Interview Transcript

Was WeWork doing anything significantly different on the lease side of things, with landlords?

No, not really, except for when they were actually taking a piece of—which didn’t happen that often—but where they were actually getting piece of equity in the building, which to me, that always seemed like a conflict. It caused them problems with the S-1 filing when they actually got into the details of it. But the way they structured their leases were very similar to the way we all did in terms of direct structuring or direct lease.

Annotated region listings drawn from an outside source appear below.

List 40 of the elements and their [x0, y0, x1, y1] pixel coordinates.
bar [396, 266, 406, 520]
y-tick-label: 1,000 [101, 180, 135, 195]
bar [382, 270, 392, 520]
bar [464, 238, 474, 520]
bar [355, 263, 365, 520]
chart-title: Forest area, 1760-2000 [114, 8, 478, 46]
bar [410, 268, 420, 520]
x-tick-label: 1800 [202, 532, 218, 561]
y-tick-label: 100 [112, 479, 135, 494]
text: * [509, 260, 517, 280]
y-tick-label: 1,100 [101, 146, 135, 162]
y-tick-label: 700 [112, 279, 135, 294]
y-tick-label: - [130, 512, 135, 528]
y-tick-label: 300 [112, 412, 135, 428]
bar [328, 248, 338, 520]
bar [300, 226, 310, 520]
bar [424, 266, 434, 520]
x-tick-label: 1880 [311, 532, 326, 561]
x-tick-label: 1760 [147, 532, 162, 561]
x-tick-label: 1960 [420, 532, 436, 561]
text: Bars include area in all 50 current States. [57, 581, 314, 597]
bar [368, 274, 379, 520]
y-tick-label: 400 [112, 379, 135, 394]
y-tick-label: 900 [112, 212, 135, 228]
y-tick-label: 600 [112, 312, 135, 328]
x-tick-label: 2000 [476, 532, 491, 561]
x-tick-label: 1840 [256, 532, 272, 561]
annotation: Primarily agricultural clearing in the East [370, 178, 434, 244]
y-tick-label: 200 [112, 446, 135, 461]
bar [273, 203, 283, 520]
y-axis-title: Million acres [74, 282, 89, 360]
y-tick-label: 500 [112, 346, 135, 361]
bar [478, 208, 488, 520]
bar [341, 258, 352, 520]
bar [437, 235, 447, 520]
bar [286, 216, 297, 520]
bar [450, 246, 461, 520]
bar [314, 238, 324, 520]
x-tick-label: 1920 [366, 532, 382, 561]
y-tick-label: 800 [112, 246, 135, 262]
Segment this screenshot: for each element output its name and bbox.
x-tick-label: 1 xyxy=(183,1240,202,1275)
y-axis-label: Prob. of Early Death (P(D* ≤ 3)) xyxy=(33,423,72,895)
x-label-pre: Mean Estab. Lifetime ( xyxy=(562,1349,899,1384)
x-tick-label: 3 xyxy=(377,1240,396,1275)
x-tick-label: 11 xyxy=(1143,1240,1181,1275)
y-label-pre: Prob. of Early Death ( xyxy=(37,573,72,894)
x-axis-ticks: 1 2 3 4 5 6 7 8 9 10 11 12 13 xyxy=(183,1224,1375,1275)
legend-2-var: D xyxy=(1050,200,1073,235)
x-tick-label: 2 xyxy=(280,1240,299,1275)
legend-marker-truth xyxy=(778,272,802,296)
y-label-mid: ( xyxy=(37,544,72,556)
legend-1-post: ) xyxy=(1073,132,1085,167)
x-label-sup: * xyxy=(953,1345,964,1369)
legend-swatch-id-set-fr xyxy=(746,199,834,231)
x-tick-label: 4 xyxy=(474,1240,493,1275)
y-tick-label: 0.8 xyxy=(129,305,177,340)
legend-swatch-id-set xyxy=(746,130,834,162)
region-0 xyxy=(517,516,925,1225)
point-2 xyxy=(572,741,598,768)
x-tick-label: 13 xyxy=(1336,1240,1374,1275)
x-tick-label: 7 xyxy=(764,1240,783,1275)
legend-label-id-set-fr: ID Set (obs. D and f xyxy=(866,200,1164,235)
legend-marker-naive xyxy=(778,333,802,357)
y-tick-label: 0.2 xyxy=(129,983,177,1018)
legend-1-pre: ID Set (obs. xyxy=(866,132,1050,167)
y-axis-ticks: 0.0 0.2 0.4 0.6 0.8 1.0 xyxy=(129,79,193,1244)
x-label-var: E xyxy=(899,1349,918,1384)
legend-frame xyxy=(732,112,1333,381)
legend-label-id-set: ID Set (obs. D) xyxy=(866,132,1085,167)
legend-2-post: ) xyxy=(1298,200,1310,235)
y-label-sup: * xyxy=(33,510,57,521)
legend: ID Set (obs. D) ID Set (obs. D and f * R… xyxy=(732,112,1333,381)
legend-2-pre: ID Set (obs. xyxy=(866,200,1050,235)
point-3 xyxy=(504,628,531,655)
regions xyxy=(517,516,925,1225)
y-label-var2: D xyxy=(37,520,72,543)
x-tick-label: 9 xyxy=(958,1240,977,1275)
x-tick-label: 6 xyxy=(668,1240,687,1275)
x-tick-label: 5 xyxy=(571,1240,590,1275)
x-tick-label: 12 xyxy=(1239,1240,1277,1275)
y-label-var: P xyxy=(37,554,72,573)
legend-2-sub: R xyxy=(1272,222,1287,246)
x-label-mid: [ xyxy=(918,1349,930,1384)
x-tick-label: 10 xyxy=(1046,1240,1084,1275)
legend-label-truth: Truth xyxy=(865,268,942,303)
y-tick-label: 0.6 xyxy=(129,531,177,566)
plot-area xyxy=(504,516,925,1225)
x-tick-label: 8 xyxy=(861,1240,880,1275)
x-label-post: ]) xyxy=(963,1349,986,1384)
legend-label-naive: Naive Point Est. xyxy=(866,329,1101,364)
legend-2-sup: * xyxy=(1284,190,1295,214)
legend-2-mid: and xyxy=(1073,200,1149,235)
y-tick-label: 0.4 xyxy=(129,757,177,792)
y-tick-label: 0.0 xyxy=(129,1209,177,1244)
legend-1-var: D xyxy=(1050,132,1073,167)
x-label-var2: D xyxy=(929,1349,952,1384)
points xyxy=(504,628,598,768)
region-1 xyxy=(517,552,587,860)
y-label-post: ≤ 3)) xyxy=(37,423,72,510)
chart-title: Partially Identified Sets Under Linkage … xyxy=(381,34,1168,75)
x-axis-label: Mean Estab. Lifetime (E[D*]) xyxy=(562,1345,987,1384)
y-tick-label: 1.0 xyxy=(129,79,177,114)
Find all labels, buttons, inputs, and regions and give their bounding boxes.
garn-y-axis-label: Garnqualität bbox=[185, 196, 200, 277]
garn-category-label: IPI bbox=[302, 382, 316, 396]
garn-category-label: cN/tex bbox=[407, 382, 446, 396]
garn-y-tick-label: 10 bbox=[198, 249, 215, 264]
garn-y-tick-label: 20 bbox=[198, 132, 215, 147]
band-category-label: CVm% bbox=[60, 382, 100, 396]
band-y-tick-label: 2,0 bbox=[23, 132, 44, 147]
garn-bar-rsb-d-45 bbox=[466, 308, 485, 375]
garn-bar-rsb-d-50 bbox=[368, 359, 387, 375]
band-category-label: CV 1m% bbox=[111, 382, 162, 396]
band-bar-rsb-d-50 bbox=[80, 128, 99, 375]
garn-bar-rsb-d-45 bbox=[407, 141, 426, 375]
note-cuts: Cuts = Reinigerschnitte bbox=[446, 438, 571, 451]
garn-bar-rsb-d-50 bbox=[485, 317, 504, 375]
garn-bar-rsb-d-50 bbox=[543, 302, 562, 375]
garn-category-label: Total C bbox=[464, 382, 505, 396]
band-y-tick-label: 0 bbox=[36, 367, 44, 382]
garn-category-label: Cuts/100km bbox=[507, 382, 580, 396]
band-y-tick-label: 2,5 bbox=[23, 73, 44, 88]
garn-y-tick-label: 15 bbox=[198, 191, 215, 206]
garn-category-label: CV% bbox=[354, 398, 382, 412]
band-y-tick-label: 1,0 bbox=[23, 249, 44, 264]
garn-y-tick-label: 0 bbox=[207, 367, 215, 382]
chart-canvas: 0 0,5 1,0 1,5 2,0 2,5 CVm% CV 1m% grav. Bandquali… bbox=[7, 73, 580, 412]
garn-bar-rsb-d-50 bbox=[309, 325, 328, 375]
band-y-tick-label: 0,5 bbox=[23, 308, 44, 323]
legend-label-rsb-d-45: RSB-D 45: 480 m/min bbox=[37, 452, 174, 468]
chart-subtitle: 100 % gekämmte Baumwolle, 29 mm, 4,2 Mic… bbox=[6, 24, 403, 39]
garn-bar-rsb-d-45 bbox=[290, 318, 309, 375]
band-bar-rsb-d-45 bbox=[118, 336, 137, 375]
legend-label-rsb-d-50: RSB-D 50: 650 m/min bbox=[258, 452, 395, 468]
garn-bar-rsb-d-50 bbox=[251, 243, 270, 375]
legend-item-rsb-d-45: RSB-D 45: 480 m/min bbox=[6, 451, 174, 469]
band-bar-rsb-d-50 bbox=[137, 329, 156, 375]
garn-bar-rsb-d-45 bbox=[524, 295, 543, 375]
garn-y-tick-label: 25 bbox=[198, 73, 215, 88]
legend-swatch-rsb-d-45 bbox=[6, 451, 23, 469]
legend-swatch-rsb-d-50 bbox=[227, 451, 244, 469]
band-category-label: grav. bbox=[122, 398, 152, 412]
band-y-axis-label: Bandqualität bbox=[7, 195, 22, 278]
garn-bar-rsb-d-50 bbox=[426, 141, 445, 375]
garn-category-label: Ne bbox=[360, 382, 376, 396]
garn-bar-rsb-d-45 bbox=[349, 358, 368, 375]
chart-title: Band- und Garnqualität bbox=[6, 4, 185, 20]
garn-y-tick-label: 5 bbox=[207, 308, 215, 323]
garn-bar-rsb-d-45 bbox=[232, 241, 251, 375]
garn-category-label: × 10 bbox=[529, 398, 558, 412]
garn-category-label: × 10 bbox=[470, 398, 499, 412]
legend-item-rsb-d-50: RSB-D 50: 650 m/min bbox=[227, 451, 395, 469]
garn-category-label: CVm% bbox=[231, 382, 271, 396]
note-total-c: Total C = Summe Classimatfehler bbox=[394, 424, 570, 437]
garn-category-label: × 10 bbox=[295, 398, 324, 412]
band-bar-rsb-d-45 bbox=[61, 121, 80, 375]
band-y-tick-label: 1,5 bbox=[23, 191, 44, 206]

What’s different, if you look at my company versus WeWork, they didn’t really care how much money they had to spend in the space to build it out, and that became a big, important part of their brand. For example, if a tenant improvement package was $80 per square foot often they would spend way more than that in terms of building it out. They made a significant investment in all their spaces.

One of the things that Quest does very differently, and takes a different approach, is that we’re super opportunistic, so for us, we try to find second-generation space that has great infrastructure and great bones, and then we work within the tenant improvement dollars that we get. We’re not making a huge investment in our locations, yet we’re delivering a great-looking product. For me, it’s always been, I’m going for a quick return on my investment, and by doing that, we’re getting returns—we’re getting all our investment back within the first year.

Another thing that WeWork has done differently is they haven’t been very mindful—it’s like a land grab. They don’t care. It’s about scaling quickly, getting the buildings they want, and they’re not so concerned about the rates they’re paying. A lot of the conversations I’m having with journalists now is that this is just the start, because all we need is a slight bump in our economy or a slight downturn and I don’t believe there is any way these guys are going to be able to sustain, in other words, to produce enough revenue in a different market—in a market that’s challenged in any way—to be able to sustain the rents that they’re having to pay. And I think that’s going to be their real problem. They’ve committed to too many leases at too high rental rates.

Especially when these free rent periods drop off, and they actually have to start paying

Don’t get me started on that. The more they grow and the more they expand, the more they’re actually helping their cash flow because of that scenario. Once they stop growing, it’s almost like a house of cards as well. To summarize the basics of our business in the simplest way, think about it like real estate arbitrage the way most of the leases are structured when you go and you sign a direct lease. I think it’s going to change, and it needs to change to be more sustainable over time, but for the most part, we sign a lease, we commit long—we commit 10 years, 15 years, sometimes 8 years—but we sign a lease at a base rate and then it escalates a few percentage points each year. And then we go to market and we rent the offices first, whatever you can get based on the market rate.

So if you’re signing a lease at the low end of the market—for example, coming out of the recession —a great time to scale this business was the year following a recession because the rates were so much lower than they are today. If you look a market like New York City or Miami, where the commercial rates were in 2010 versus 2019—dramatically different. So, if you’ve committed at that low end of the market and now you’re riding that wave up, the market’s rising, you’re getting higher rates from your clients, that’s where the margin comes in. That’s really, in the most basic sense, how the business works.